Haïti, le 12 janvier 2010 : la journée tirait à sa fin et, un peu partout, chacun vaquait à ses occupations le plus naturellement du monde, comme à chaque jour, sans que rien ne laisse présager que cet ordre des choses puisse être soudainement pulvérisé. Pourtant, quelques secondes devaient suffire pour bouleverser l’existence de toute une nation. Depuis cinq ans, les superlatifs n’ont pas manqué pour décrire ce tremblement de terre et ses suites sur le peuple haïtien. Mais l’envers de ce sensationnalisme médiatique destiné à la consommation des masses, c’est le vécu intérieur des survivants, des témoins et leur guérison émotionnelle. Le Centre de santé, de par son mandat et sa clientèle, était bien placé pour faire le point sur le parcours des Haïtiens de la communauté suite à ce drame.

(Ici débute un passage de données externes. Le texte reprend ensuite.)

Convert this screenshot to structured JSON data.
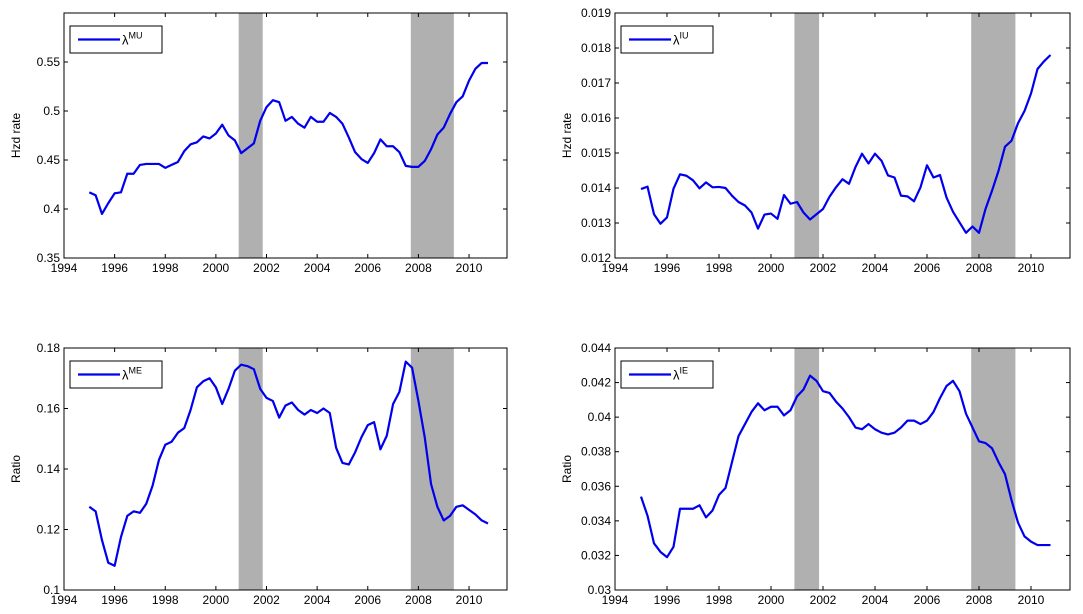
{
  "figure": {
    "recessions": [
      [
        2000.9,
        2001.85
      ],
      [
        2007.7,
        2009.4
      ]
    ],
    "recession_color": "#b0b0b0",
    "line_color": "#0000ee"
  },
  "chart_data": [
    {
      "type": "line",
      "ylabel": "Hzd rate",
      "legend": {
        "symbol": "λ",
        "sup": "MU",
        "placement": "top-left"
      },
      "xlim": [
        1994,
        2011.5
      ],
      "ylim": [
        0.35,
        0.6
      ],
      "xticks": [
        1994,
        1996,
        1998,
        2000,
        2002,
        2004,
        2006,
        2008,
        2010
      ],
      "yticks": [
        0.35,
        0.4,
        0.45,
        0.5,
        0.55
      ],
      "ytick_labels": [
        "0.35",
        "0.4",
        "0.45",
        "0.5",
        "0.55"
      ],
      "x": [
        1995.0,
        1995.25,
        1995.5,
        1995.75,
        1996.0,
        1996.25,
        1996.5,
        1996.75,
        1997.0,
        1997.25,
        1997.5,
        1997.75,
        1998.0,
        1998.25,
        1998.5,
        1998.75,
        1999.0,
        1999.25,
        1999.5,
        1999.75,
        2000.0,
        2000.25,
        2000.5,
        2000.75,
        2001.0,
        2001.25,
        2001.5,
        2001.75,
        2002.0,
        2002.25,
        2002.5,
        2002.75,
        2003.0,
        2003.25,
        2003.5,
        2003.75,
        2004.0,
        2004.25,
        2004.5,
        2004.75,
        2005.0,
        2005.25,
        2005.5,
        2005.75,
        2006.0,
        2006.25,
        2006.5,
        2006.75,
        2007.0,
        2007.25,
        2007.5,
        2007.75,
        2008.0,
        2008.25,
        2008.5,
        2008.75,
        2009.0,
        2009.25,
        2009.5,
        2009.75,
        2010.0,
        2010.25,
        2010.5,
        2010.75
      ],
      "series": [
        {
          "name": "λMU",
          "values": [
            0.417,
            0.414,
            0.395,
            0.406,
            0.416,
            0.417,
            0.436,
            0.436,
            0.445,
            0.446,
            0.446,
            0.446,
            0.442,
            0.445,
            0.448,
            0.459,
            0.466,
            0.468,
            0.474,
            0.472,
            0.477,
            0.486,
            0.475,
            0.47,
            0.457,
            0.462,
            0.467,
            0.49,
            0.504,
            0.511,
            0.509,
            0.49,
            0.494,
            0.487,
            0.483,
            0.494,
            0.489,
            0.489,
            0.498,
            0.494,
            0.487,
            0.473,
            0.458,
            0.451,
            0.447,
            0.457,
            0.471,
            0.464,
            0.464,
            0.458,
            0.444,
            0.443,
            0.443,
            0.449,
            0.461,
            0.476,
            0.483,
            0.497,
            0.509,
            0.515,
            0.531,
            0.543,
            0.549,
            0.549
          ]
        }
      ]
    },
    {
      "type": "line",
      "ylabel": "Hzd rate",
      "legend": {
        "symbol": "λ",
        "sup": "IU",
        "placement": "top-left"
      },
      "xlim": [
        1994,
        2011.5
      ],
      "ylim": [
        0.012,
        0.019
      ],
      "xticks": [
        1994,
        1996,
        1998,
        2000,
        2002,
        2004,
        2006,
        2008,
        2010
      ],
      "yticks": [
        0.012,
        0.013,
        0.014,
        0.015,
        0.016,
        0.017,
        0.018,
        0.019
      ],
      "ytick_labels": [
        "0.012",
        "0.013",
        "0.014",
        "0.015",
        "0.016",
        "0.017",
        "0.018",
        "0.019"
      ],
      "x": [
        1995.0,
        1995.25,
        1995.5,
        1995.75,
        1996.0,
        1996.25,
        1996.5,
        1996.75,
        1997.0,
        1997.25,
        1997.5,
        1997.75,
        1998.0,
        1998.25,
        1998.5,
        1998.75,
        1999.0,
        1999.25,
        1999.5,
        1999.75,
        2000.0,
        2000.25,
        2000.5,
        2000.75,
        2001.0,
        2001.25,
        2001.5,
        2001.75,
        2002.0,
        2002.25,
        2002.5,
        2002.75,
        2003.0,
        2003.25,
        2003.5,
        2003.75,
        2004.0,
        2004.25,
        2004.5,
        2004.75,
        2005.0,
        2005.25,
        2005.5,
        2005.75,
        2006.0,
        2006.25,
        2006.5,
        2006.75,
        2007.0,
        2007.25,
        2007.5,
        2007.75,
        2008.0,
        2008.25,
        2008.5,
        2008.75,
        2009.0,
        2009.25,
        2009.5,
        2009.75,
        2010.0,
        2010.25,
        2010.5,
        2010.75
      ],
      "series": [
        {
          "name": "λIU",
          "values": [
            0.01397,
            0.01404,
            0.01325,
            0.01298,
            0.01316,
            0.01398,
            0.01439,
            0.01435,
            0.01422,
            0.01399,
            0.01416,
            0.01402,
            0.01403,
            0.014,
            0.01378,
            0.0136,
            0.0135,
            0.0133,
            0.01284,
            0.01324,
            0.01327,
            0.01312,
            0.0138,
            0.01355,
            0.0136,
            0.0133,
            0.0131,
            0.01325,
            0.0134,
            0.01375,
            0.01402,
            0.01425,
            0.01412,
            0.0146,
            0.01498,
            0.0147,
            0.01498,
            0.01478,
            0.01436,
            0.0143,
            0.01378,
            0.01376,
            0.01362,
            0.01402,
            0.01465,
            0.0143,
            0.01437,
            0.01373,
            0.01332,
            0.01302,
            0.01272,
            0.0129,
            0.01272,
            0.0134,
            0.01392,
            0.01449,
            0.01518,
            0.01535,
            0.01585,
            0.0162,
            0.0167,
            0.0174,
            0.01762,
            0.0178
          ]
        }
      ]
    },
    {
      "type": "line",
      "ylabel": "Ratio",
      "legend": {
        "symbol": "λ",
        "sup": "ME",
        "placement": "top-left"
      },
      "xlim": [
        1994,
        2011.5
      ],
      "ylim": [
        0.1,
        0.18
      ],
      "xticks": [
        1994,
        1996,
        1998,
        2000,
        2002,
        2004,
        2006,
        2008,
        2010
      ],
      "yticks": [
        0.1,
        0.12,
        0.14,
        0.16,
        0.18
      ],
      "ytick_labels": [
        "0.1",
        "0.12",
        "0.14",
        "0.16",
        "0.18"
      ],
      "x": [
        1995.0,
        1995.25,
        1995.5,
        1995.75,
        1996.0,
        1996.25,
        1996.5,
        1996.75,
        1997.0,
        1997.25,
        1997.5,
        1997.75,
        1998.0,
        1998.25,
        1998.5,
        1998.75,
        1999.0,
        1999.25,
        1999.5,
        1999.75,
        2000.0,
        2000.25,
        2000.5,
        2000.75,
        2001.0,
        2001.25,
        2001.5,
        2001.75,
        2002.0,
        2002.25,
        2002.5,
        2002.75,
        2003.0,
        2003.25,
        2003.5,
        2003.75,
        2004.0,
        2004.25,
        2004.5,
        2004.75,
        2005.0,
        2005.25,
        2005.5,
        2005.75,
        2006.0,
        2006.25,
        2006.5,
        2006.75,
        2007.0,
        2007.25,
        2007.5,
        2007.75,
        2008.0,
        2008.25,
        2008.5,
        2008.75,
        2009.0,
        2009.25,
        2009.5,
        2009.75,
        2010.0,
        2010.25,
        2010.5,
        2010.75
      ],
      "series": [
        {
          "name": "λME",
          "values": [
            0.1275,
            0.126,
            0.1165,
            0.109,
            0.108,
            0.1175,
            0.1245,
            0.126,
            0.1255,
            0.1285,
            0.1345,
            0.143,
            0.148,
            0.149,
            0.152,
            0.1535,
            0.1595,
            0.167,
            0.169,
            0.17,
            0.167,
            0.1615,
            0.1665,
            0.1725,
            0.1745,
            0.174,
            0.173,
            0.1665,
            0.1635,
            0.1625,
            0.157,
            0.161,
            0.162,
            0.1595,
            0.158,
            0.1595,
            0.1585,
            0.16,
            0.1585,
            0.147,
            0.142,
            0.1415,
            0.1455,
            0.1505,
            0.1545,
            0.1555,
            0.1465,
            0.151,
            0.1615,
            0.1655,
            0.1755,
            0.1735,
            0.1625,
            0.1505,
            0.135,
            0.1275,
            0.123,
            0.1245,
            0.1275,
            0.128,
            0.1265,
            0.125,
            0.123,
            0.122
          ]
        }
      ]
    },
    {
      "type": "line",
      "ylabel": "Ratio",
      "legend": {
        "symbol": "λ",
        "sup": "IE",
        "placement": "top-left"
      },
      "xlim": [
        1994,
        2011.5
      ],
      "ylim": [
        0.03,
        0.044
      ],
      "xticks": [
        1994,
        1996,
        1998,
        2000,
        2002,
        2004,
        2006,
        2008,
        2010
      ],
      "yticks": [
        0.03,
        0.032,
        0.034,
        0.036,
        0.038,
        0.04,
        0.042,
        0.044
      ],
      "ytick_labels": [
        "0.03",
        "0.032",
        "0.034",
        "0.036",
        "0.038",
        "0.04",
        "0.042",
        "0.044"
      ],
      "x": [
        1995.0,
        1995.25,
        1995.5,
        1995.75,
        1996.0,
        1996.25,
        1996.5,
        1996.75,
        1997.0,
        1997.25,
        1997.5,
        1997.75,
        1998.0,
        1998.25,
        1998.5,
        1998.75,
        1999.0,
        1999.25,
        1999.5,
        1999.75,
        2000.0,
        2000.25,
        2000.5,
        2000.75,
        2001.0,
        2001.25,
        2001.5,
        2001.75,
        2002.0,
        2002.25,
        2002.5,
        2002.75,
        2003.0,
        2003.25,
        2003.5,
        2003.75,
        2004.0,
        2004.25,
        2004.5,
        2004.75,
        2005.0,
        2005.25,
        2005.5,
        2005.75,
        2006.0,
        2006.25,
        2006.5,
        2006.75,
        2007.0,
        2007.25,
        2007.5,
        2007.75,
        2008.0,
        2008.25,
        2008.5,
        2008.75,
        2009.0,
        2009.25,
        2009.5,
        2009.75,
        2010.0,
        2010.25,
        2010.5,
        2010.75
      ],
      "series": [
        {
          "name": "λIE",
          "values": [
            0.0354,
            0.0343,
            0.0327,
            0.0322,
            0.0319,
            0.0325,
            0.0347,
            0.0347,
            0.0347,
            0.0349,
            0.0342,
            0.0346,
            0.0355,
            0.0359,
            0.0374,
            0.0389,
            0.0396,
            0.0403,
            0.0408,
            0.0404,
            0.0406,
            0.0406,
            0.0401,
            0.0404,
            0.0412,
            0.0416,
            0.0424,
            0.0421,
            0.0415,
            0.0414,
            0.0409,
            0.0405,
            0.04,
            0.0394,
            0.0393,
            0.0396,
            0.0393,
            0.0391,
            0.039,
            0.0391,
            0.0394,
            0.0398,
            0.0398,
            0.0396,
            0.0398,
            0.0403,
            0.0411,
            0.0418,
            0.0421,
            0.0415,
            0.0402,
            0.0394,
            0.0386,
            0.0385,
            0.0382,
            0.0374,
            0.0367,
            0.0352,
            0.0339,
            0.0331,
            0.0328,
            0.0326,
            0.0326,
            0.0326
          ]
        }
      ]
    }
  ]
}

C’est à un évènement empreint de dignité auquel le Centre de santé avait convié la population et particulièrement ceux d’origine haïtienne. Le 12 janvier dernier, au site de Welland, ils étaient une soixantaine à venir témoigner de leur solidarité à l’occasion du cinquième anniversaire de cette tragédie. Jean-François Célestin, travailleur d’établissement dans les écoles, a agi comme maître de cérémonie dans le cadre de cette soirée débutée par le Ô Canada et La Dessalinienne, l’hymne national d’Haïti. Il s’agissait d’une occasion de socialiser autour d’un repas et, pour certains, de connaître un peu mieux ce pays. En effet, les photos projetées sur écran permettaient de se familiariser quelque peu avec les paysages et le patrimoine historique de la « perle des Antilles », faisant réaliser à quel point les images de ruines ont occulté les beautés de cette contrée.
Cependant, les participants à ce rassemblement n’étaient pas venus pour s’amuser et s’extasier mais bien pour se souvenir et se serrer les coudes. Comme l’a expliqué le directeur des services d’établissement, Bonaventure Otshudi, dans son mot de bienvenue : « Nous nous joignons au peuple haïtien pour commémorer les centaines de milliers de gens qui ont perdu la vie dans le séisme de 2010 », avant de rappeler comment les francophones du Niagara et de Hamilton s’étaient mobilisés à l’époque pour aider les Haïtiens et compatirent avec eux. Avant d’entendre les témoignages de survivants, Guy Thibaud, conseiller en toxicomanie au Centre de santé, a d’abord fait une présentation sur le stress post-traumatique, ses caractéristiques et ses manifestations. Ayant été bénévole en Haïti, il a été témoin de la difficulté qu’y ont les gens à se confier, craignant d’être stigmatisés comme fous. M. Thibaud a rappelé l’existence des divers services de soutien psychologique offerts en français dans la région.
Un peu plus tard, Lynda Régis Petit-Frère a évoqué en quelques mots comment elle a échappé au sinistre. C’est ensuite en musique qu’elle a conclu son intervention : sa chanson, ode à la vie et à l’espoir, a été reprise en chœur par plusieurs gens dans l’assistance. Puis, Josette Valcourt s’est à son tour confiée aux participants. Arrivée au Canada en juillet 2009, c’est à distance qu’elle a été victime du séisme puisque sa fille, alors âgée de 23 ans, est décédée dans la tragédie. Mme Valcourt a expliqué combien les organismes et la communauté l’ont soutenue sans relâche alors qu’elle se remettait du choc émotionnel et qu’elle faisait son deuil : « Pendant tout le temps de cette épreuve, jamais ma maison n’a été vide ». Renaud Leroy se trouvait quant à lui dans son pays natal au moment où la terre s’est mise à trembler. C’est avec beaucoup de détails qu’il a raconté son expérience, notamment l’angoisse vécue par les survivants, alors que tous cherchaient à contacter leurs proches pour connaître leur situation. Guy Thibaud est ensuite revenu au micro pour élaborer sur son travail de bénévole en Haïti. Il a notamment raconté comment il a rescapé un enfant enlevé par un réseau s’adonnant au lucratif marchandage d’orphelins aux États-Unis, alors que les parents de certains de ces enfants étaient toujours vivants et à leur recherche.
Il était visiblement difficile pour certains de se raconter mais, après cinq ans et grâce au soutien de plusieurs, le pire est manifestement passé. Il reste encore bien des défis à relever en Haïti, mais ce n’est ni l’énergie, ni la bonne volonté, ni surtout la fierté qui manque pour y arriver.
Photo : Un des témoignages : Guy Thibaud a partagé son expérience comme bénévole.